2. De feiten
2.1. Barracuda en Account oefenen samen een onderneming uit binnen het kader van de door hen gevormde maatschap NGN. Bestuurder van Barracuda is de heer [bestuurder Barracuda] (hierna: [bestuurder Barracuda]). Bestuurder van Account is de heer [bestuurder Account] (hierna: [bestuurder Account]).
2.2. Barracuda en Account maken samen met gedaagden 1 tot en met 7 deel uit van gedaagde onder 8 (de maatschap). Daarnaast zijn er nog meer maatschapsleden. De maatschap heeft meerdere vestigingen waarin meerdere maatschapsleden accountantsdiensten leveren in verschillende samenstellingen. Vanuit een van die vestigingen opereert NGN.
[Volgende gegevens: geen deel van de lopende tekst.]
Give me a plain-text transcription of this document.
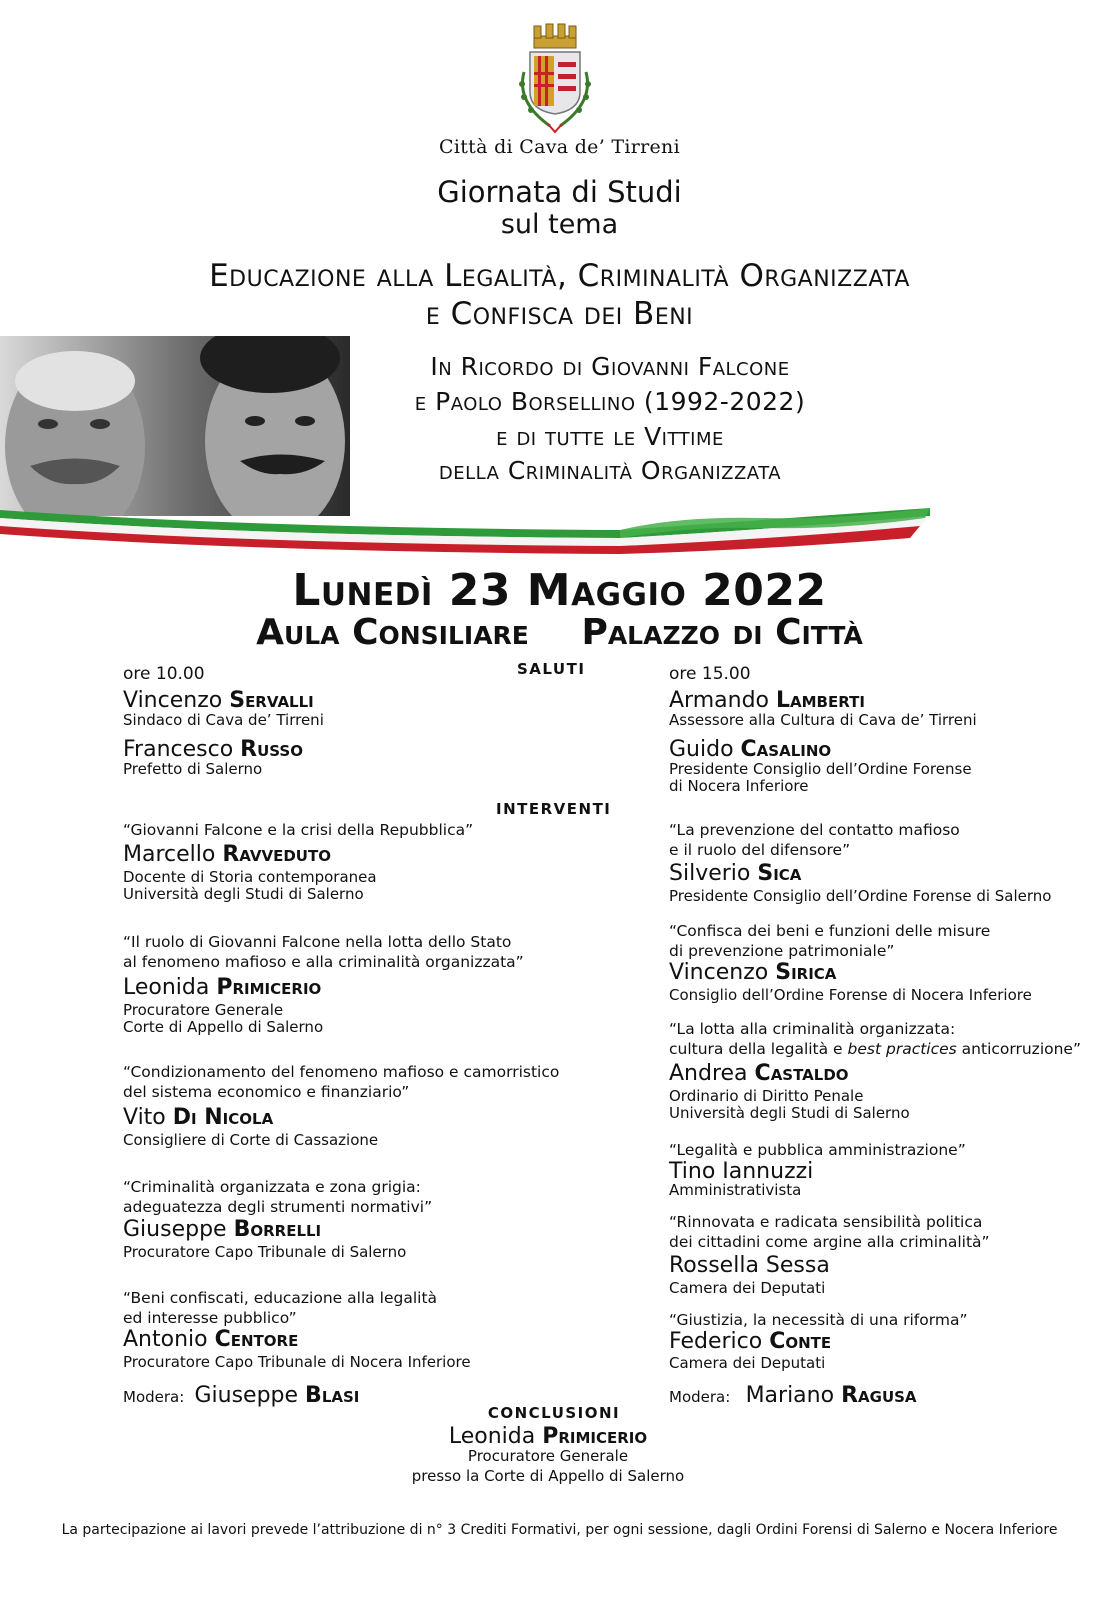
Città di Cava de’ Tirreni
Giornata di Studi
sul tema
Educazione alla Legalità, Criminalità Organizzata
e Confisca dei Beni
In Ricordo di Giovanni Falcone
e Paolo Borsellino (1992-2022)
e di tutte le Vittime
della Criminalità Organizzata
Lunedì 23 Maggio 2022
Aula Consiliare Palazzo di Città
SALUTI
INTERVENTI
ore 10.00
Vincenzo Servalli
Sindaco di Cava de’ Tirreni
Francesco Russo
Prefetto di Salerno
“Giovanni Falcone e la crisi della Repubblica”
Marcello Ravveduto
Docente di Storia contemporanea
Università degli Studi di Salerno
“Il ruolo di Giovanni Falcone nella lotta dello Stato
al fenomeno mafioso e alla criminalità organizzata”
Leonida Primicerio
Procuratore Generale
Corte di Appello di Salerno
“Condizionamento del fenomeno mafioso e camorristico
del sistema economico e finanziario”
Vito Di Nicola
Consigliere di Corte di Cassazione
“Criminalità organizzata e zona grigia:
adeguatezza degli strumenti normativi”
Giuseppe Borrelli
Procuratore Capo Tribunale di Salerno
“Beni confiscati, educazione alla legalità
ed interesse pubblico”
Antonio Centore
Procuratore Capo Tribunale di Nocera Inferiore
Modera: Giuseppe Blasi
ore 15.00
Armando Lamberti
Assessore alla Cultura di Cava de’ Tirreni
Guido Casalino
Presidente Consiglio dell’Ordine Forense
di Nocera Inferiore
“La prevenzione del contatto mafioso
e il ruolo del difensore”
Silverio Sica
Presidente Consiglio dell’Ordine Forense di Salerno
“Confisca dei beni e funzioni delle misure
di prevenzione patrimoniale”
Vincenzo Sirica
Consiglio dell’Ordine Forense di Nocera Inferiore
“La lotta alla criminalità organizzata:
cultura della legalità e best practices anticorruzione”
Andrea Castaldo
Ordinario di Diritto Penale
Università degli Studi di Salerno
“Legalità e pubblica amministrazione”
Tino Iannuzzi
Amministrativista
“Rinnovata e radicata sensibilità politica
dei cittadini come argine alla criminalità”
Rossella Sessa
Camera dei Deputati
“Giustizia, la necessità di una riforma”
Federico Conte
Camera dei Deputati
Modera: Mariano Ragusa
CONCLUSIONI
Leonida Primicerio
Procuratore Generale
presso la Corte di Appello di Salerno
La partecipazione ai lavori prevede l’attribuzione di n° 3 Crediti Formativi, per ogni sessione, dagli Ordini Forensi di Salerno e Nocera Inferiore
2.3. Bij onderhandse akte met het opschrift: “Toetreding tot overeenkomst/pand-overeenkomst” van 4 september 2007 heeft NGN haar activa verpand aan de heren [bestuurder Barracuda] en [bestuurder Account], respectievelijk hun werkmaatschappijen Barracuda en Account.
2.4. De maatschapsleden en/of de aan hen gelieerde rechtspersonen zijn een gezamenlijke kredietovereenkomst aangegaan met HBU (thans Deutsche Bank), waarbij de bank een (stil) pandrecht als eerste in rang op hun vorderingen heeft verkregen. Betrokkenen zijn ieder jegens de bankier hoofdelijk aansprakelijk voor het totale krediet. De kredietfaciliteit wordt centraal beheerd door de maatschap.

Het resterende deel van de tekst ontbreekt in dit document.